In addition to cell size, IAS is often cited as a critical trait for CAM, although whether it evolves as a byproduct of tight cell packing (Maxwell et al., 1997) or as a way to reduce CO₂ efflux remains unclear (Borland et al., 2018). IAS was strongly correlated to strength of CAM when measured across unrelated CAM and C₃+CAM species (Nelson and Sage, 2008), but had little role in determining the strength of CAM when assessed within the genus Clusia (Barrera Zambrano et al., 2014). IAS was correlated to nocturnal CO₂ assimilation when tested across all three species of Yucca here, but was not correlated to leaf acid accumulation, and showed no relationship to any other traits within Y. gloriosa. That IAS is not predictive of physiology in Y. gloriosa (neither nocturnal CO₂ uptake nor the amount of leaf acids that accumulate) is surprising, given that contrasts between C₃ and CAM species have repeatedly shown the latter have significantly reduced IAS (Heyduk et al., 2016a, b; Males, 2018). Together, the IAS trends across and within Yucca species show that while IAS may be required for constitutive CAM, there exists a large intermediate space where IAS predicts very little about photosynthetic functionality.

For many anatomical and physiological traits, Y. gloriosa has intermediate values compared to the two parental species and often occupies a much broader range of trait values (Supplementary Data Fig. S3). It is possible that our limited sampling of the parental species, drawn from previous work, reduces our ability to accurately assess trait space in Y. aloifolia and Y. filamentosa. However, multiple genotypes were sampled across the ranges of both parental species, and thus the greater variation found within the hybrid is likely to be due to genomic mixing, rather than sampling bias. While trait values in Y. gloriosa were typically intermediate, one notable exception was the transgressive values of total CO₂ assimilation under both watered and drought-stressed conditions. Due to Y. gloriosa’s nearly C₃-level of daytime CO₂ fixation coupled with the ability to use low-level CAM, total CO₂ uptake rates far exceed that of either parent, at least in certain genotypes. Such a mixed photosynthetic strategy may be particularly valuable on the coastal dunes that Y. gloriosa is restricted to, because although rainfall in the southeastern USA is not particularly limiting, any water that does fall probably percolates through the sandy substrate quickly.
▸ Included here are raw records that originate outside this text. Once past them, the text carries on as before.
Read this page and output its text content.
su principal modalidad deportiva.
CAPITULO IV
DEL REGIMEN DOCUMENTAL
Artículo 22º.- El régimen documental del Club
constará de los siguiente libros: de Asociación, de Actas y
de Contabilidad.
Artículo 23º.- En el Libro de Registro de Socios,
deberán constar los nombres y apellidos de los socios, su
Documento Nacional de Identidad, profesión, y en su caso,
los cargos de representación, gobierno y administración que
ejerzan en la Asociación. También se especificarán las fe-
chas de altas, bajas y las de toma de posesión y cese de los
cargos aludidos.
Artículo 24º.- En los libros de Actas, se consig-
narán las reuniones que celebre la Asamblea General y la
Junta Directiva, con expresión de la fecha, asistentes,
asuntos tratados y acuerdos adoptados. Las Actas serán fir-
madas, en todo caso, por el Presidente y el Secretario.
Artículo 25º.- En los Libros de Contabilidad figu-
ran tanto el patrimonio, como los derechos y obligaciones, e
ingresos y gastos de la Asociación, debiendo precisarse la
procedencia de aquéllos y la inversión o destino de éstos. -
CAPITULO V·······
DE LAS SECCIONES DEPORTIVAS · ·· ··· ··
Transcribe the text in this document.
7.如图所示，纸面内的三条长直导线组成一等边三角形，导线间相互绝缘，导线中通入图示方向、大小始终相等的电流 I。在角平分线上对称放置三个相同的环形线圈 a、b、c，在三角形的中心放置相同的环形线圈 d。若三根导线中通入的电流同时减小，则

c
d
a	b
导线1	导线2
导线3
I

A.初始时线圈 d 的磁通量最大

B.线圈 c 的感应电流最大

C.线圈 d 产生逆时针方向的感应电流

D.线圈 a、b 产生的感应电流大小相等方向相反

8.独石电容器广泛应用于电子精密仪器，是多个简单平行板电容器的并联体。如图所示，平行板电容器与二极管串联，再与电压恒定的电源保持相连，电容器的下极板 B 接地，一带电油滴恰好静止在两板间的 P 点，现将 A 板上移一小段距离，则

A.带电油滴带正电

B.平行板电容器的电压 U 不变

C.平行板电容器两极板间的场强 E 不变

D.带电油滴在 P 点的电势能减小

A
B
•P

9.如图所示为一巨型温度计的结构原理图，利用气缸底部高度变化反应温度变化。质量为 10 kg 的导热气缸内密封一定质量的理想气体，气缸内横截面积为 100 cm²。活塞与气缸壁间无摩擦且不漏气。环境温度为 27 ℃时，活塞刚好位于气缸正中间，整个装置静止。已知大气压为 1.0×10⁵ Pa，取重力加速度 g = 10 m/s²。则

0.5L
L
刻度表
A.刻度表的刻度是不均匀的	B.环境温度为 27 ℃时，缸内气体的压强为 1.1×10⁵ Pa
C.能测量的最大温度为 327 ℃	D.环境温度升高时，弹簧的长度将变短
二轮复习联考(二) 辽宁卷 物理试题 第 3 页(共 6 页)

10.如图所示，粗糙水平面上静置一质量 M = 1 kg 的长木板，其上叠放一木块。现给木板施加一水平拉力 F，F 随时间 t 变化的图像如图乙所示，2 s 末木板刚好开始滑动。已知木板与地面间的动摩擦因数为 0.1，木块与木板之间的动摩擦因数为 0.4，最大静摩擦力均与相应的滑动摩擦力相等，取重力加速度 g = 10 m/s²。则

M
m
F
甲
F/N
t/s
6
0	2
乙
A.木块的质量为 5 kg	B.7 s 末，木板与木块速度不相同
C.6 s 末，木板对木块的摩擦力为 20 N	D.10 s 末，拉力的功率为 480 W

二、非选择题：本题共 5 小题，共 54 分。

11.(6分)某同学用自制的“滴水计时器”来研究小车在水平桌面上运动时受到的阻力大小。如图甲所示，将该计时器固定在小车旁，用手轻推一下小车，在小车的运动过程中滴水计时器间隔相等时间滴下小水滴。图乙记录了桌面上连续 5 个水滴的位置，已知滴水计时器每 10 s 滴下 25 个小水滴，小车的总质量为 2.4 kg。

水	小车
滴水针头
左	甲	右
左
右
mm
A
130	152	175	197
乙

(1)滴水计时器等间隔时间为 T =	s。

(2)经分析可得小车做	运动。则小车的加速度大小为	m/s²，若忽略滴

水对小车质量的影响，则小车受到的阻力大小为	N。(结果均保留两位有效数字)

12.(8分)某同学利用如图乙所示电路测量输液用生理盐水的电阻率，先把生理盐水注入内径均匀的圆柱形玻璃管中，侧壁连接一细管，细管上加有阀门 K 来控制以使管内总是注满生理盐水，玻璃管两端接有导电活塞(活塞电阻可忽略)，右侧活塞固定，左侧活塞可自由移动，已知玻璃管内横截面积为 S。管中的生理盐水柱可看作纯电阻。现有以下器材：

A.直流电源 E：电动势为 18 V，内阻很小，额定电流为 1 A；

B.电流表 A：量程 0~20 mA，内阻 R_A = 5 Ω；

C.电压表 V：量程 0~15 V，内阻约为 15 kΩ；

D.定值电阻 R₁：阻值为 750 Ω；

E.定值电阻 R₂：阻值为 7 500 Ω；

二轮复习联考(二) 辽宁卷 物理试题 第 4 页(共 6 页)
Despite the potentially novel phenotypes that Y. gloriosa exhibits relative to its parental species, they are unlikely to underlie the speciation of the hybrid from its progenitors. All three Yucca species are found across the southeastern US coast, although only Y. aloifolia and Y. gloriosa grow with any frequency on the coastal dunes. Yucca filamentosa is typically further away from the ocean in the coastal scrub, although it can be found in exposed sand near brackish inlets (K. Heyduk, unpubl. res.). Homoploid hybrid species can be formed and maintained either through chromosomal structural rearrangements that form a reproductive barrier between the new species and its progenitors, or via ecological differentiation, whereby the new combination of traits in the hybrid allows for habitation of a novel niche relative to the parental species (Gross and Rieseberg, 2005). As the habitats of the Yucca species studied here largely overlap, particularly Y. gloriosa and Y. aloifolia, the latter at first seems unlikely, despite Y. gloriosa being clearly distinct in total CO₂ assimilation rates. However, flowering time of the three species is markedly different: Y. filamentosa typically flowers earliest, in late May and June, followed by Y. aloifolia. Yucca gloriosa has been noted to flower at the end of the summer and into autumn (Trelease, 1902); whether the later flowering time was selected for in order to reduce backcrossing, or was instead a byproduct of the initial hybridization events, remains unknown. Additionally, other biotic interactions (e.g. below-ground mutualisms or pollinators) or microhabitat variation are largely untested as potential drivers of Yucca speciation (but see Rentsch and Leebens-Mack, 2014). Chromosomal structural rearrangements may explain an apparent lack of backcrossed individuals, but we do not currently have the genomic data to test this hypothesis.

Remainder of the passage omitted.